Allein aufgrund von Energiepreissteigerungen könne jedenfalls kein Unternehmen Kurzarbeitergeld beantragen, stellt BA-Chefin Nahles klar. „Eine reine Energiepreis-Sache reicht uns noch nicht.“ Es müsse „Wirkungen auf das laufende Geschäft“ geben, damit Kurzarbeitergeld – kurz KUG – fließt.

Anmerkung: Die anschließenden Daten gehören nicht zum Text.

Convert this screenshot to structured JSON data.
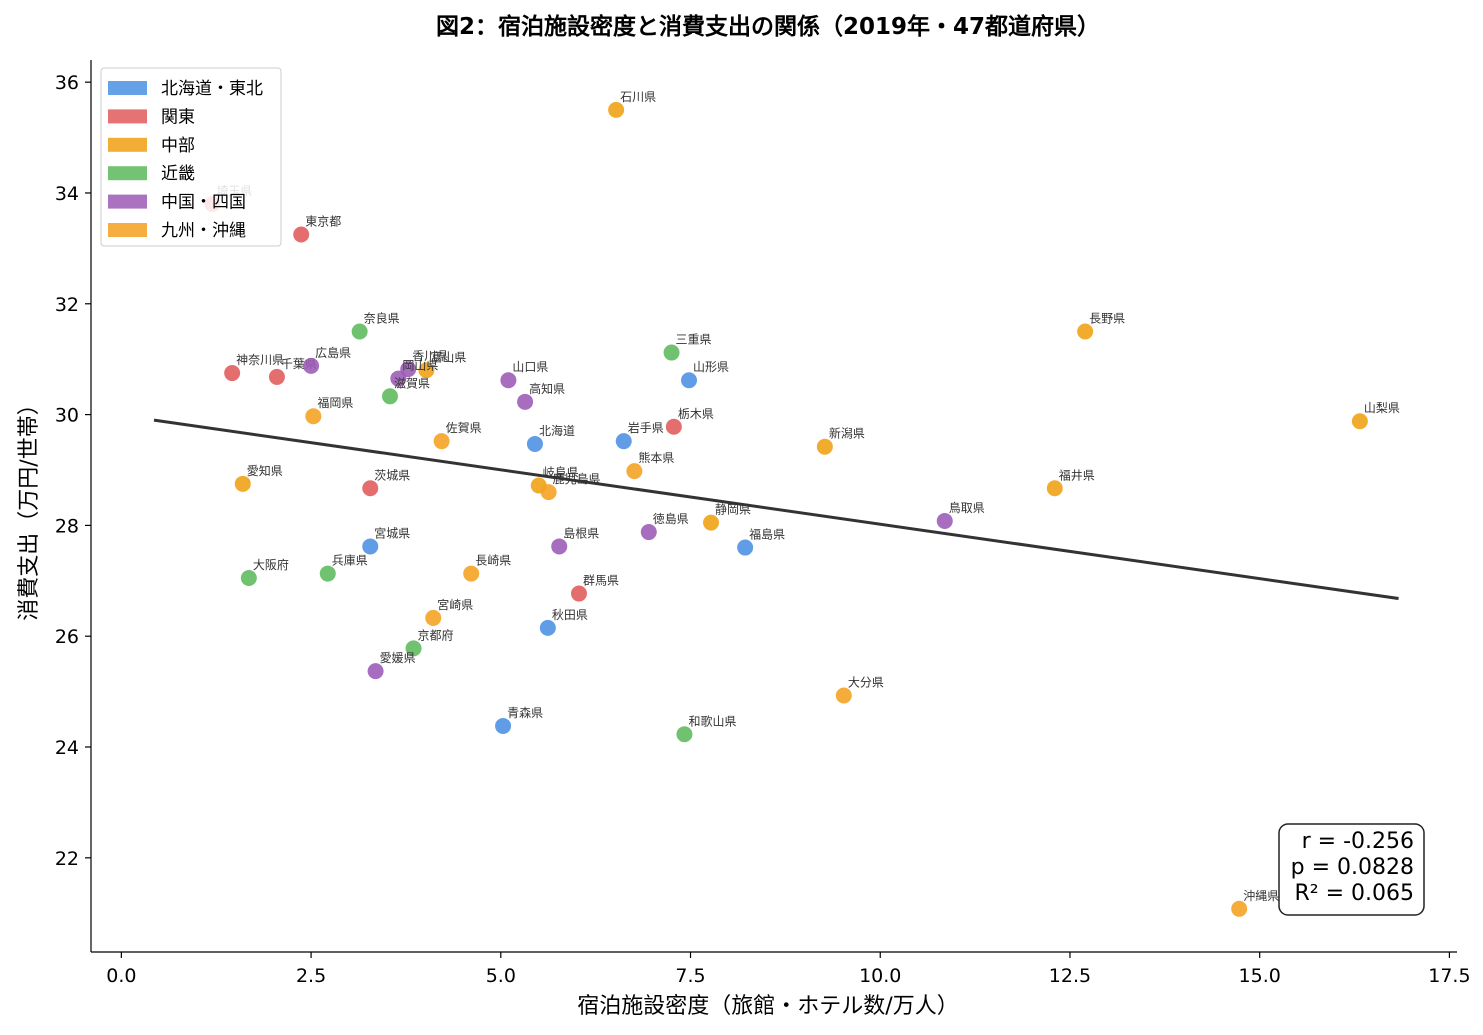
{
  "chart_data": {
    "type": "scatter",
    "title": "図2：宿泊施設密度と消費支出の関係（2019年・47都道府県）",
    "xlabel": "宿泊施設密度（旅館・ホテル数/万人）",
    "ylabel": "消費支出（万円/世帯）",
    "xlim": [
      -0.4,
      17.6
    ],
    "ylim": [
      20.3,
      36.4
    ],
    "xticks": [
      0.0,
      2.5,
      5.0,
      7.5,
      10.0,
      12.5,
      15.0,
      17.5
    ],
    "xtick_labels": [
      "0.0",
      "2.5",
      "5.0",
      "7.5",
      "10.0",
      "12.5",
      "15.0",
      "17.5"
    ],
    "yticks": [
      22,
      24,
      26,
      28,
      30,
      32,
      34,
      36
    ],
    "ytick_labels": [
      "22",
      "24",
      "26",
      "28",
      "30",
      "32",
      "34",
      "36"
    ],
    "grid": false,
    "legend_position": "top-left",
    "regions": [
      {
        "name": "北海道・東北",
        "color": "#4a90e2"
      },
      {
        "name": "関東",
        "color": "#e05a5a"
      },
      {
        "name": "中部",
        "color": "#f0a010"
      },
      {
        "name": "近畿",
        "color": "#5cb85c"
      },
      {
        "name": "中国・四国",
        "color": "#9b59b6"
      },
      {
        "name": "九州・沖縄",
        "color": "#f5a020"
      }
    ],
    "points": [
      {
        "label": "石川県",
        "x": 6.52,
        "y": 35.5,
        "region": 2
      },
      {
        "label": "東京都",
        "x": 2.37,
        "y": 33.25,
        "region": 1
      },
      {
        "label": "埼玉県",
        "x": 1.2,
        "y": 33.8,
        "region": 1
      },
      {
        "label": "奈良県",
        "x": 3.14,
        "y": 31.5,
        "region": 3
      },
      {
        "label": "長野県",
        "x": 12.7,
        "y": 31.5,
        "region": 2
      },
      {
        "label": "三重県",
        "x": 7.25,
        "y": 31.12,
        "region": 3
      },
      {
        "label": "神奈川県",
        "x": 1.46,
        "y": 30.75,
        "region": 1
      },
      {
        "label": "千葉県",
        "x": 2.05,
        "y": 30.68,
        "region": 1
      },
      {
        "label": "広島県",
        "x": 2.5,
        "y": 30.88,
        "region": 4
      },
      {
        "label": "香川県",
        "x": 3.78,
        "y": 30.82,
        "region": 4
      },
      {
        "label": "富山県",
        "x": 4.02,
        "y": 30.8,
        "region": 2
      },
      {
        "label": "岡山県",
        "x": 3.65,
        "y": 30.65,
        "region": 4
      },
      {
        "label": "山口県",
        "x": 5.1,
        "y": 30.62,
        "region": 4
      },
      {
        "label": "山形県",
        "x": 7.48,
        "y": 30.62,
        "region": 0
      },
      {
        "label": "滋賀県",
        "x": 3.54,
        "y": 30.33,
        "region": 3
      },
      {
        "label": "高知県",
        "x": 5.32,
        "y": 30.23,
        "region": 4
      },
      {
        "label": "福岡県",
        "x": 2.53,
        "y": 29.97,
        "region": 5
      },
      {
        "label": "山梨県",
        "x": 16.32,
        "y": 29.88,
        "region": 2
      },
      {
        "label": "栃木県",
        "x": 7.28,
        "y": 29.78,
        "region": 1
      },
      {
        "label": "佐賀県",
        "x": 4.22,
        "y": 29.52,
        "region": 5
      },
      {
        "label": "岩手県",
        "x": 6.62,
        "y": 29.52,
        "region": 0
      },
      {
        "label": "北海道",
        "x": 5.45,
        "y": 29.47,
        "region": 0
      },
      {
        "label": "新潟県",
        "x": 9.27,
        "y": 29.42,
        "region": 2
      },
      {
        "label": "熊本県",
        "x": 6.76,
        "y": 28.98,
        "region": 5
      },
      {
        "label": "愛知県",
        "x": 1.6,
        "y": 28.75,
        "region": 2
      },
      {
        "label": "岐阜県",
        "x": 5.5,
        "y": 28.72,
        "region": 2
      },
      {
        "label": "茨城県",
        "x": 3.28,
        "y": 28.67,
        "region": 1
      },
      {
        "label": "福井県",
        "x": 12.3,
        "y": 28.67,
        "region": 2
      },
      {
        "label": "鹿児島県",
        "x": 5.63,
        "y": 28.6,
        "region": 5
      },
      {
        "label": "鳥取県",
        "x": 10.85,
        "y": 28.08,
        "region": 4
      },
      {
        "label": "静岡県",
        "x": 7.77,
        "y": 28.05,
        "region": 2
      },
      {
        "label": "徳島県",
        "x": 6.95,
        "y": 27.88,
        "region": 4
      },
      {
        "label": "島根県",
        "x": 5.77,
        "y": 27.62,
        "region": 4
      },
      {
        "label": "宮城県",
        "x": 3.28,
        "y": 27.62,
        "region": 0
      },
      {
        "label": "福島県",
        "x": 8.22,
        "y": 27.6,
        "region": 0
      },
      {
        "label": "兵庫県",
        "x": 2.72,
        "y": 27.13,
        "region": 3
      },
      {
        "label": "長崎県",
        "x": 4.61,
        "y": 27.13,
        "region": 5
      },
      {
        "label": "大阪府",
        "x": 1.68,
        "y": 27.05,
        "region": 3
      },
      {
        "label": "群馬県",
        "x": 6.03,
        "y": 26.77,
        "region": 1
      },
      {
        "label": "宮崎県",
        "x": 4.11,
        "y": 26.33,
        "region": 5
      },
      {
        "label": "秋田県",
        "x": 5.62,
        "y": 26.15,
        "region": 0
      },
      {
        "label": "京都府",
        "x": 3.85,
        "y": 25.78,
        "region": 3
      },
      {
        "label": "愛媛県",
        "x": 3.35,
        "y": 25.37,
        "region": 4
      },
      {
        "label": "大分県",
        "x": 9.52,
        "y": 24.93,
        "region": 5
      },
      {
        "label": "青森県",
        "x": 5.03,
        "y": 24.38,
        "region": 0
      },
      {
        "label": "和歌山県",
        "x": 7.42,
        "y": 24.23,
        "region": 3
      },
      {
        "label": "沖縄県",
        "x": 14.73,
        "y": 21.08,
        "region": 5
      }
    ],
    "regression_line": {
      "x": [
        0.43,
        16.83
      ],
      "y": [
        29.9,
        26.68
      ],
      "color": "#333333"
    },
    "stats": [
      "r = -0.256",
      "p = 0.0828",
      "R² = 0.065"
    ]
  }
}
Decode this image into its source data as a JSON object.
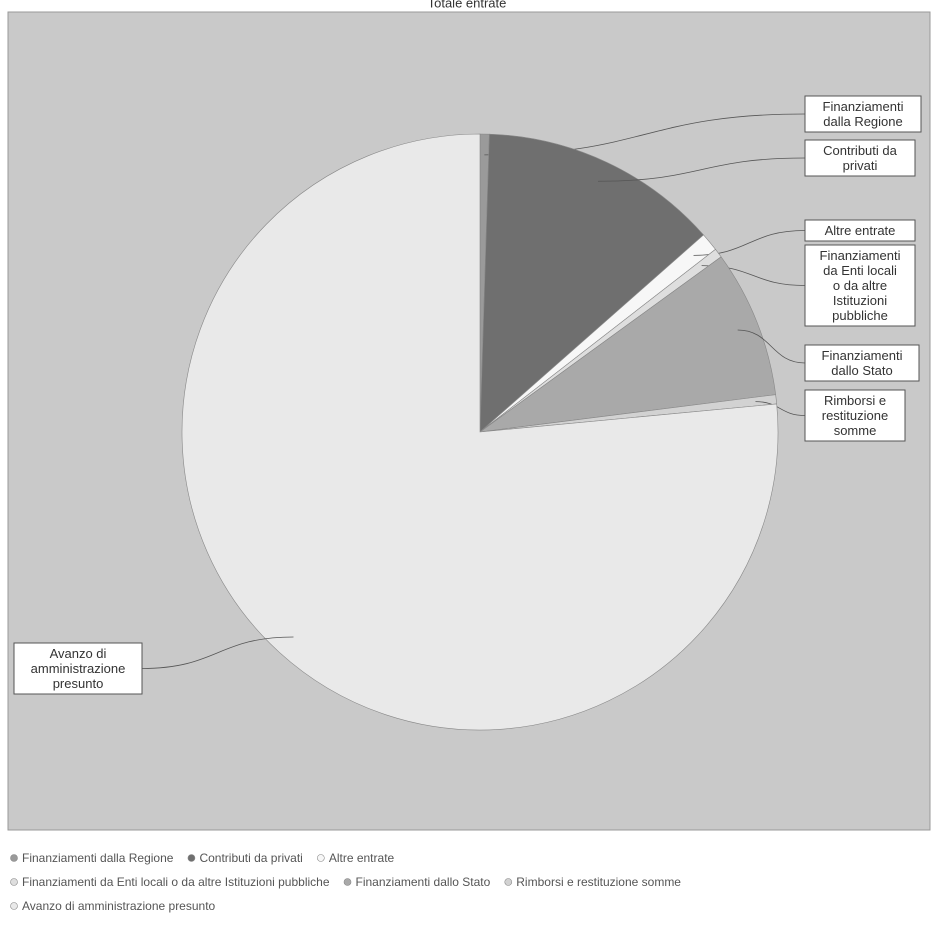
{
  "chart_data": {
    "type": "pie",
    "title": "Totale entrate",
    "categories": [
      "Finanziamenti dalla Regione",
      "Contributi da privati",
      "Altre entrate",
      "Finanziamenti da Enti locali o da altre Istituzioni pubbliche",
      "Finanziamenti dallo Stato",
      "Rimborsi e restituzione somme",
      "Avanzo di amministrazione presunto"
    ],
    "values": [
      0.5,
      13,
      1,
      0.5,
      8,
      0.5,
      76.5
    ],
    "colors": [
      "#9a9a9a",
      "#6f6f6f",
      "#f7f7f7",
      "#dedede",
      "#a9a9a9",
      "#d2d2d2",
      "#e9e9e9"
    ]
  }
}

Behördenchefin Nahles regt auch ein spezielles Kurzarbeitergeld in der Krise an. „Das nenne ich Krisen-KUG“, sagt sie. Das übliche dreistufige Verfahren aus Anzeige, Antrag und Schlussabrechnung sei sehr kompliziert. Sollte massenhaft Kurzarbeitergeld – etwa in der Energiekrise – nötig werden, seien BA-Beschäftige gebunden, „die wir woanders brauchen“, sagt Nahles. Momentan seien noch 2300 BA-Mitarbeitende nur mit den Abschlussprüfungen „des letzten Pandemie-KUG“ beschäftigt. Möglicherweise würden die Beschäftigten aber bald wieder für Auszahlungen benötigt.